The Society also cautioned that such a practice could have a negative effect on audits, as it takes time to develop and maintain the necessary skill set to properly audit an SEC-registered firm, especially in the case of specialized industries where there aren’t a lot of people who are familiar with how the companies operate. In cases like this, companies may find it difficult to find a suitable replacement when the audit firm’s tenure with that client is up.

Last April, this negative response prompted Congress to propose the Audit Integrity and Job Protection Act, which would bar the PCAOB from mandating audit firm rotation among public companies. The House approved the bill in July, and it is currently being considered by the Senate.

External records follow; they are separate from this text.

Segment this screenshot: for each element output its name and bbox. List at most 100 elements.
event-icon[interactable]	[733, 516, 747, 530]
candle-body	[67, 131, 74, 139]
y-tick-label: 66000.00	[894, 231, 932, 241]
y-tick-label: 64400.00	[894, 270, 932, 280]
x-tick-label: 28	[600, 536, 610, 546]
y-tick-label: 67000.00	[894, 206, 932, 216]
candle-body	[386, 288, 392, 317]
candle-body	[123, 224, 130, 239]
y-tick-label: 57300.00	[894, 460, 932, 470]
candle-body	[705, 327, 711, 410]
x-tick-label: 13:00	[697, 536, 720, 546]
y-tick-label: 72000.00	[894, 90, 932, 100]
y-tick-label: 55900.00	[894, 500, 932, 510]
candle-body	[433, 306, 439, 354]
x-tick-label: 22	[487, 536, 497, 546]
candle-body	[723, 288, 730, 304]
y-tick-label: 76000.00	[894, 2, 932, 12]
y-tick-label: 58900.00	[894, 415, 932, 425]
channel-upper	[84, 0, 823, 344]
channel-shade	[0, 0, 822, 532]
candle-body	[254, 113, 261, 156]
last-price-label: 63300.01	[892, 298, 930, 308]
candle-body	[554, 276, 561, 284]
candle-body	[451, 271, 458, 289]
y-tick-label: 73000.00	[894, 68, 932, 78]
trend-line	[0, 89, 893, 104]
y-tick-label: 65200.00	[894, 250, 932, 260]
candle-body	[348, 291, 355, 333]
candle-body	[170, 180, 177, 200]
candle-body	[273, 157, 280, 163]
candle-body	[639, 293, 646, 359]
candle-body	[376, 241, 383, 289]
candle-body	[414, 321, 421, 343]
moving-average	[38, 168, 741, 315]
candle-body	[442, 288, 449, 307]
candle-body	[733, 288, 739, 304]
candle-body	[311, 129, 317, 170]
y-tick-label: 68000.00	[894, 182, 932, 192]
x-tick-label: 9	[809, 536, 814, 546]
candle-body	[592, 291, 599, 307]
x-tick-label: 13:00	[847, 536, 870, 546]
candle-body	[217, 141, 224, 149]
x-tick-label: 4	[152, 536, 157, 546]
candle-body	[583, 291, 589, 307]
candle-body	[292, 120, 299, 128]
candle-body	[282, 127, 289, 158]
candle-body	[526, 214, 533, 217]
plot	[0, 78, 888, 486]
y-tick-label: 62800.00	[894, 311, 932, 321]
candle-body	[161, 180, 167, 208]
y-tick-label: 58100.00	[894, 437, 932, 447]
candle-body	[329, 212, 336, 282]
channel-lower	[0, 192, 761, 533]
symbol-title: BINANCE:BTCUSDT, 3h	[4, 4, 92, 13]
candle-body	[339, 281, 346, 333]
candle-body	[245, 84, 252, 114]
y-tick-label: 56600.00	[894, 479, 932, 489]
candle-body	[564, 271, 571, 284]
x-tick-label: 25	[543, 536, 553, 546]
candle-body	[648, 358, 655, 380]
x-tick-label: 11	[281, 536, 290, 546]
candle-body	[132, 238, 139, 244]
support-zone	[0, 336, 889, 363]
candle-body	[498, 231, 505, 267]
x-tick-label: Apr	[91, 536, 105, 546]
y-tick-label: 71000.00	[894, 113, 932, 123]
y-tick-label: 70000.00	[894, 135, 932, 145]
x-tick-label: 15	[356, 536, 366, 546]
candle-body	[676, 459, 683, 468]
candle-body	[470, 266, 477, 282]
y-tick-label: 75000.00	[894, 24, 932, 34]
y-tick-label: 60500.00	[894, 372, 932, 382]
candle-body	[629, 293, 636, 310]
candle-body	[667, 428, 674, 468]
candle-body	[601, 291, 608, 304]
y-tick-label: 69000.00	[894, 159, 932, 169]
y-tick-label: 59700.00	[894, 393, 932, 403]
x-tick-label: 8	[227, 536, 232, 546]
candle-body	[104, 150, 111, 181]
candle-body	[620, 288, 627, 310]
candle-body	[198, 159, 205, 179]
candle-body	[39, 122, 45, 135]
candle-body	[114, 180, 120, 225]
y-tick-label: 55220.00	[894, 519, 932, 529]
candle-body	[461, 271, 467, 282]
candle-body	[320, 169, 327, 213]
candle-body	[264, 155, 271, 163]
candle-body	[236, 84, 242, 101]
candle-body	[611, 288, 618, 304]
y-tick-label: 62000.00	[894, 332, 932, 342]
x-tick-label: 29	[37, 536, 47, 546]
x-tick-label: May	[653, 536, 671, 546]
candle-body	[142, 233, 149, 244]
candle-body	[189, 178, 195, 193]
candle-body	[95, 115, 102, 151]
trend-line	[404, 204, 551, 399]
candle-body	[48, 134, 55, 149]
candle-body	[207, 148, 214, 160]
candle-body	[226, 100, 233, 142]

In a Jan. 2 letter, the NYSSCPA urged Sen. Charles E. Schumer (D-N.Y.) to lend his support to the bill by co-sponsoring it.
NYSSCPA members reacted positively to the news that the PCAOB was abandoning its attempts to institute mandatory firm rotation. Julian E. Jacoby, the chair of the Auditing Standards Committee, said that he felt there are enough safeguards in place already to deal with independence issues within the firms themselves, and noted that there is already rotation of some sort in place among engagement teams.

“There is something to be gained by firm rotation, but you lose more than you gain,” Jacoby said, referring to the experience that auditors get from becoming familiar with how a company operates. He added that “if [the PCAOB] believes in its regulatory scheme and it works, then the firm rotation is a moot point, really.”

Steven Wolpow, the Auditing Standards Committee’s vice chair, expressed similar thoughts. “I just never understood why they were going there to begin with, and I think that they wasted a lot of time and energy on something that was unnecessary,” he said. “The profession does a good job at regulating itself, and I thought that the argument that the [NYSSCPA advanced in its comment letter] was very persuasive.”
“At least [the PCAOB] came to their senses,” he added.